Огорчение этого глубоко несчастного человека передалось и нам. Мы бессмысленно теряли время, а в этот день было запланировано посмотреть и Гаагу. Я от нечего делать наблюдал за худой спиной какого-то господина в светлом костюме, с тонким седым венчиком на затылке. Он периодически что-то выпивал, что — видно не было, но, судя по браво откидываемому каждый раз локтю, что-то крепкое. Шея его постепенно наливалась кровью. Когда он наконец встал и твердой походкой пошел к выходу, я увидел, что он очень стар. Он перехватил мой взгляд, слегка развел руками и довольно прикрыл глаза — дескать, все мы грешны… Веки были пергаментно-тонкими, и под ними четко обрисовывались шары глазных яблок.

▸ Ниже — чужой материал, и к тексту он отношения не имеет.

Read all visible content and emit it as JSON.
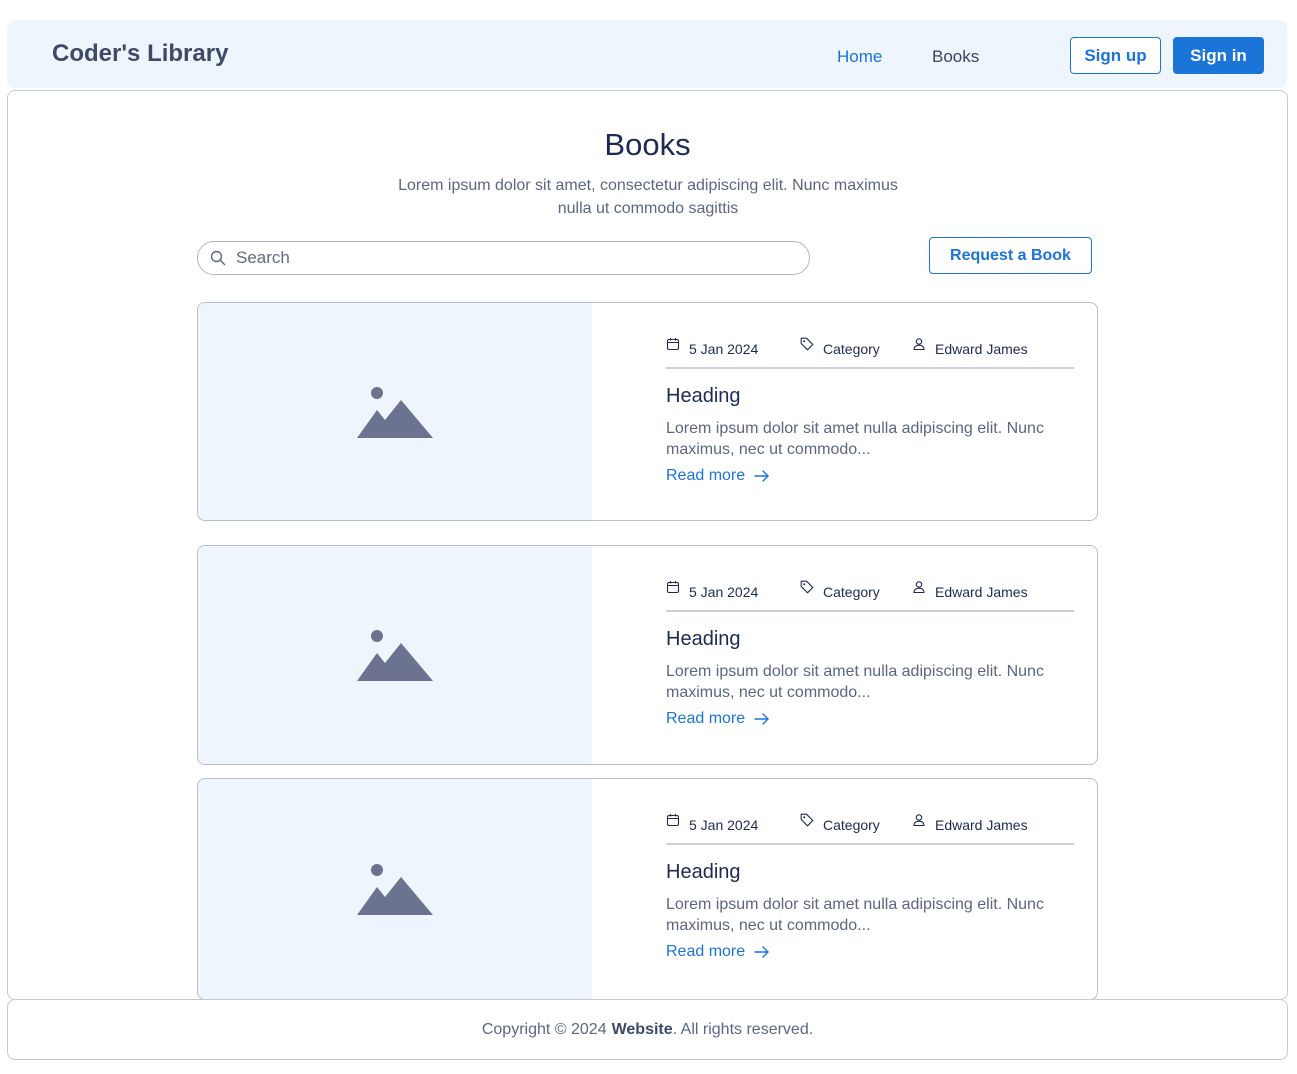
{
  "header": {
    "brand": "Coder's Library",
    "nav": [
      {
        "label": "Home",
        "active": true
      },
      {
        "label": "Books",
        "active": false
      }
    ],
    "signup_label": "Sign up",
    "signin_label": "Sign in"
  },
  "main": {
    "title": "Books",
    "subtitle": "Lorem ipsum dolor sit amet, consectetur adipiscing elit. Nunc maximus nulla ut commodo sagittis",
    "search_placeholder": "Search",
    "request_label": "Request a Book",
    "cards": [
      {
        "date": "5 Jan 2024",
        "category": "Category",
        "author": "Edward James",
        "heading": "Heading",
        "text": "Lorem ipsum dolor sit amet nulla adipiscing elit. Nunc maximus, nec ut commodo...",
        "link": "Read more"
      },
      {
        "date": "5 Jan 2024",
        "category": "Category",
        "author": "Edward James",
        "heading": "Heading",
        "text": "Lorem ipsum dolor sit amet nulla adipiscing elit. Nunc maximus, nec ut commodo...",
        "link": "Read more"
      },
      {
        "date": "5 Jan 2024",
        "category": "Category",
        "author": "Edward James",
        "heading": "Heading",
        "text": "Lorem ipsum dolor sit amet nulla adipiscing elit. Nunc maximus, nec ut commodo...",
        "link": "Read more"
      }
    ]
  },
  "footer": {
    "prefix": "Copyright © 2024",
    "site": "Website",
    "suffix": ". All rights reserved."
  },
  "colors": {
    "accent": "#1b74d8",
    "nav_bg": "#eff5fd",
    "heading": "#1e2a55",
    "muted": "#5c6683"
  },
  "icons": [
    "search-icon",
    "calendar-icon",
    "tag-icon",
    "user-icon",
    "image-placeholder-icon",
    "arrow-right-icon"
  ]
}
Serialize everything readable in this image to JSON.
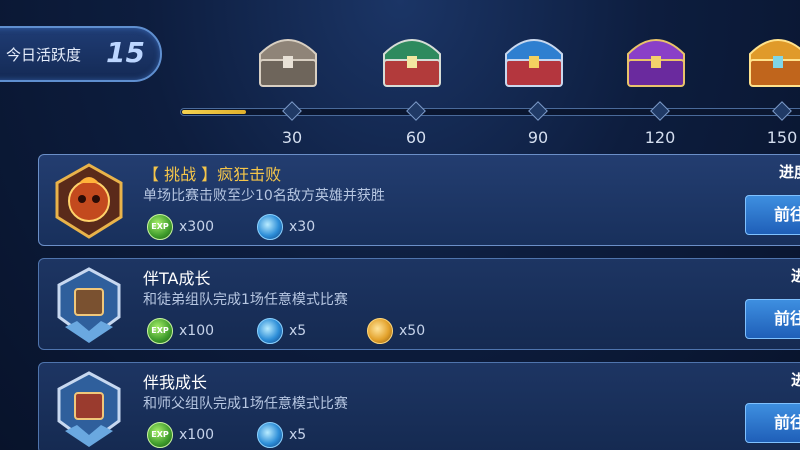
{
  "activity": {
    "label": "今日活跃度",
    "value": "15",
    "progress_fraction": 0.1
  },
  "milestones": [
    {
      "value": "30",
      "chest": "bronze-chest-icon",
      "color": "#b0a79b"
    },
    {
      "value": "60",
      "chest": "green-chest-icon",
      "color": "#3a9a6a"
    },
    {
      "value": "90",
      "chest": "blue-chest-icon",
      "color": "#3f8fd8"
    },
    {
      "value": "120",
      "chest": "purple-chest-icon",
      "color": "#8a3fc8"
    },
    {
      "value": "150",
      "chest": "gold-chest-icon",
      "color": "#e09a2a"
    }
  ],
  "tasks": [
    {
      "title": "【 挑战 】疯狂击败",
      "title_color": "gold",
      "desc": "单场比赛击败至少10名敌方英雄并获胜",
      "progress": "进度",
      "button": "前往",
      "emblem": "fire-skull-emblem-icon",
      "rewards": [
        {
          "icon": "exp-icon",
          "label": "EXP",
          "count": "x300"
        },
        {
          "icon": "crystal-icon",
          "count": "x30"
        }
      ]
    },
    {
      "title": "伴TA成长",
      "title_color": "white",
      "desc": "和徒弟组队完成1场任意模式比赛",
      "progress": "进",
      "button": "前往",
      "emblem": "blue-shield-emblem-icon",
      "rewards": [
        {
          "icon": "exp-icon",
          "label": "EXP",
          "count": "x100"
        },
        {
          "icon": "crystal-icon",
          "count": "x5"
        },
        {
          "icon": "coin-icon",
          "count": "x50"
        }
      ]
    },
    {
      "title": "伴我成长",
      "title_color": "white",
      "desc": "和师父组队完成1场任意模式比赛",
      "progress": "进",
      "button": "前往",
      "emblem": "red-shield-emblem-icon",
      "rewards": [
        {
          "icon": "exp-icon",
          "label": "EXP",
          "count": "x100"
        },
        {
          "icon": "crystal-icon",
          "count": "x5"
        }
      ]
    }
  ]
}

Наконец, раздраженные и уставшие, мы расплатились по счету и выбрались из этого ресторана. За это время заметно похолодало, поднялся пронизывающий ветер, и, добираясь до стоянки, мы порядком окоченели. Зато в машине было тепло и уютно, я включил музыкальный канал радио, и мы поехали в Гаагу.
Как есть селедку
Как я уже говорил, Схевенинген практически является пригородом и гаванью Гааги, так что дорога в столицу была недлинной. Поставив машину недалеко от центра, мы пошли бродить. В этот день продолжались празднования, посвященные дню рождения королевы, все музеи были закрыты, чем я, честно говоря, нимало не огорчился — на музеи у меня уже не было душевных сил. Интереснее было просто бродить — Гаага оказалась защищенной от холодного ветра гораздо лучше, чем продуваемый с моря Схевенинген.
В этот день я впервые увидел воочию голландский способ есть селедку — Альберт мне рассказывал, но я не верил. Дело происходит так. Стоит голландец около селедочного ларька — там селедочный ларек выполняет ту же функцию, что сосисочные ларьки в остальной Европе. Так вот, стоит себе голландец (в описываемом мной случае — голландка) у ларька, в левой руке держит рюмку дженевера, а в правой — целую свежесоленую селедку, правда без головы. Он (она) держит ее за хвост. Затем правая рука с селедкой возносится высоко над головой, а левая с рюмкой начинает свой путь ко рту.
Я бы очень рекомендовал моим дорогим читателям, читая этот отрывок, повторять всю, так сказать, хореографию описываемого аттракциона. Дженевер можно заменить рюмкой водки, а вместо селедки вполне подойдет, скажем, ломтик копченого сала, такого, какое мастера были приготовлять поволжские немцы до того, как уехали в Германию, где теперь покупают копченое сало в супермаркетах. Супермаркеты, конечно, хороши в смысле предлагаемых удобств, но в изготовлении копченого сала не могут сравниться ни с Подлесным, ни с Марксом [1] , где к тому же варили превосходное пиво.
1
Подлесное, Маркс — места компактного проживания немцев Поволжья.